Хам сидел на крыльце одного из домов города Колесникова и ждал. Как всегда, он ждал Петку, своего хозяина, который в это время гостился у Корпачева, самого большого начальника над всеми охотниками тайги. Корпачев и Петка сидели на кухне, пахнущей вкусно, и разговаривали между собой. Через открытую фортку доносились их голоса, Хам понимал, о чем они толковали, однако вникнуть в их разговор дальше ему помешали. Хаму помешал слушать разговор Корпачева с Петкой хозяйский пес Эдабур, сидевший на цепи возле своей конуры, роскошно покрашенной в зеленый цвет, с занавесочкой, не пропускающей в собачье жилье ветряное дыхание. Эдабур был из крупных псов, лохматый, с вислыми ушами — утятник. Жилось на хозяйской службе ему, видно, неплохо, он был толст, шкура его лоснилась от сытости и жира.
— Привет тебе, Хам с Нюрольки, — сказал Эдабур снисходительным голосом, погромыхивая для солидности железной цепью. — Что-то вас с Петкой долго не было видно в городе. Мне уже стало сдаваться, что твой Петка отбросил копыта, а тебя вздернули на суку дерева.
Грубая, не без вызова, речь Эдабура не понравилась Хаму, он хотел было ответить в том же духе, однако понимая, что он не в тайге, а в городе, среди враждебно настроенных к нему собак, сделал вид, что не заметил грубости и сдержался от ссоры. Он ответил, что хозяин его здоров, по-прежнему промышляет, а помирать не собирается. Что касается его, Хама, то не родился еще человек, который мог бы его вздернуть.
— А почто вы без пушнины? — спросил Эдабур.
— Мы добытые за зиму меха сдали в Чижапке, — соврал Хам. — Платят ведь везде одинаково.
— Что-то непохоже, — недоверчиво осклабился Эдабур, погромыхивая цепью. — У хорошего хозяина собака не такая тощая, как, к примеру сказать, ваша милость. Смотри: мой хозяин — фартовый, и у меня бока толстые, я питаюсь от пуза, спина, полюбуйся, у меня плоская и жирная, как у барсука. Жить приятно и весело с таким хозяином, как мой.

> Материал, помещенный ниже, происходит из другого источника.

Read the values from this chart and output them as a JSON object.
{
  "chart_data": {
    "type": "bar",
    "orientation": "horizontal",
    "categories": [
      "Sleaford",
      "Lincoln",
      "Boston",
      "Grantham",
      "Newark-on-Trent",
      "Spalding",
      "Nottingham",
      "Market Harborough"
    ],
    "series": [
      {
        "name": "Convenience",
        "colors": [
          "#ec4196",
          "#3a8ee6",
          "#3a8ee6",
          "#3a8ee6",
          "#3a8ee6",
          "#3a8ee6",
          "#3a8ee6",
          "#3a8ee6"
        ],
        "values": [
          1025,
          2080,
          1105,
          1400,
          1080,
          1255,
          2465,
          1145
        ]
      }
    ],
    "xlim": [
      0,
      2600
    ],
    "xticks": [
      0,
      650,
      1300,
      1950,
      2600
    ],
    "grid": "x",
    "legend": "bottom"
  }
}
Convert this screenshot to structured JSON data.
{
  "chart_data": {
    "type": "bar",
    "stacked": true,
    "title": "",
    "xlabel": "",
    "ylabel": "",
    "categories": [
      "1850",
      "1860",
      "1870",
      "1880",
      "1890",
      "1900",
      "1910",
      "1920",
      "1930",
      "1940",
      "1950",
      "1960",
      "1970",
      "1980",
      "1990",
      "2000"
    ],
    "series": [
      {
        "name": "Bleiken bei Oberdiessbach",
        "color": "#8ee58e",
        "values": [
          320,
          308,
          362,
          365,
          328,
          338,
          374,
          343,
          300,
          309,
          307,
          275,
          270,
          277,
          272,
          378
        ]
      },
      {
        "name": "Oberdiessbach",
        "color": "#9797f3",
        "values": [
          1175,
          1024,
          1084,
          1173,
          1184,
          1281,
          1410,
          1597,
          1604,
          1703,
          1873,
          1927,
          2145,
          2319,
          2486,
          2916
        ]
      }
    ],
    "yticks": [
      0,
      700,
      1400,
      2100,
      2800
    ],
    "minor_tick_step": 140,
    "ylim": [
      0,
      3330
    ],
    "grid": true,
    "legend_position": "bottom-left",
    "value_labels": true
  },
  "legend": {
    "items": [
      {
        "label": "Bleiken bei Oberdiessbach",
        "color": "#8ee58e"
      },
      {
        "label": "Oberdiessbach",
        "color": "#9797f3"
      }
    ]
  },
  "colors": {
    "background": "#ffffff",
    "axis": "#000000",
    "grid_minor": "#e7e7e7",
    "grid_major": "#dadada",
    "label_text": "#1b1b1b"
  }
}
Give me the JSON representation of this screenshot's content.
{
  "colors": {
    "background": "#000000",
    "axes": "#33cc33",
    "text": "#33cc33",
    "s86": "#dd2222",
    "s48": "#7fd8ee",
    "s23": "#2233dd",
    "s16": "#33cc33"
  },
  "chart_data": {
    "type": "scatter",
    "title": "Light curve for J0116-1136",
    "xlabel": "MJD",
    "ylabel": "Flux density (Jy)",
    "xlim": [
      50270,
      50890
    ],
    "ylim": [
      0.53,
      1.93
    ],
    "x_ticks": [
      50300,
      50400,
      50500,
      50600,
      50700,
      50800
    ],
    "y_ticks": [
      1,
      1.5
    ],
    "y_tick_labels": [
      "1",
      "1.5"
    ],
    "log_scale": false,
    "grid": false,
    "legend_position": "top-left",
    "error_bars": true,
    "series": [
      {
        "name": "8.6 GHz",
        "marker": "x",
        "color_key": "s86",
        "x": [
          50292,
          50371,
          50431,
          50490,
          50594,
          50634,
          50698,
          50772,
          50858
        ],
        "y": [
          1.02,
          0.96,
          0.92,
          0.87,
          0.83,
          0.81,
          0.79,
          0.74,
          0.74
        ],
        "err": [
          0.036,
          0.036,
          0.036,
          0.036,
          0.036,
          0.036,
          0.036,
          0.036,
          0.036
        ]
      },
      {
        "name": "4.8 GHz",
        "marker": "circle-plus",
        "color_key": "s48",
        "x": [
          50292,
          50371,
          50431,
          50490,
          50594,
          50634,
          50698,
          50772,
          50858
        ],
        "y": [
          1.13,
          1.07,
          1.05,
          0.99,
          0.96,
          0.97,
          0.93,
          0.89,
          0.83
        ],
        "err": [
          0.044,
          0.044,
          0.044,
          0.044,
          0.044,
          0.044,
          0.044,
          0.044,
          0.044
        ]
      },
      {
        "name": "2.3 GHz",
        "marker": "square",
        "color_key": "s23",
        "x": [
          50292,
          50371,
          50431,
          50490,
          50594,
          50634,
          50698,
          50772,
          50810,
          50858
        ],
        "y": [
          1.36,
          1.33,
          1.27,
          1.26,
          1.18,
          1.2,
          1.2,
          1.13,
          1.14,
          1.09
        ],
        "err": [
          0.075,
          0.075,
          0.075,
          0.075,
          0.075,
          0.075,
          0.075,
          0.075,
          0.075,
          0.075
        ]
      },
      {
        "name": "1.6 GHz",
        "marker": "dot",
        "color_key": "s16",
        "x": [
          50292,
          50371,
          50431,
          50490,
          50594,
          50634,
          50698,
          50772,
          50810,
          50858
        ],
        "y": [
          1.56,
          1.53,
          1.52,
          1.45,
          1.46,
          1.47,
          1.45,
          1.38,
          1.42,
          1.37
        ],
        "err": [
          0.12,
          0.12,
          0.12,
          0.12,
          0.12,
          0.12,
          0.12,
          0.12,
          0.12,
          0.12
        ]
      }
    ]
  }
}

Каждый день я изгрызаю по два мосолка, не считая овсяной похлебки и пяти крупных кусков мяса, а также объедков с хозяйского стола в виде кусочков хлеба, блинчиюв и котлет. Я думаю, твоя хамская милость, за неделю не употребляет столько питательных калорий, сколько я, Эдабур, за один скромный обед.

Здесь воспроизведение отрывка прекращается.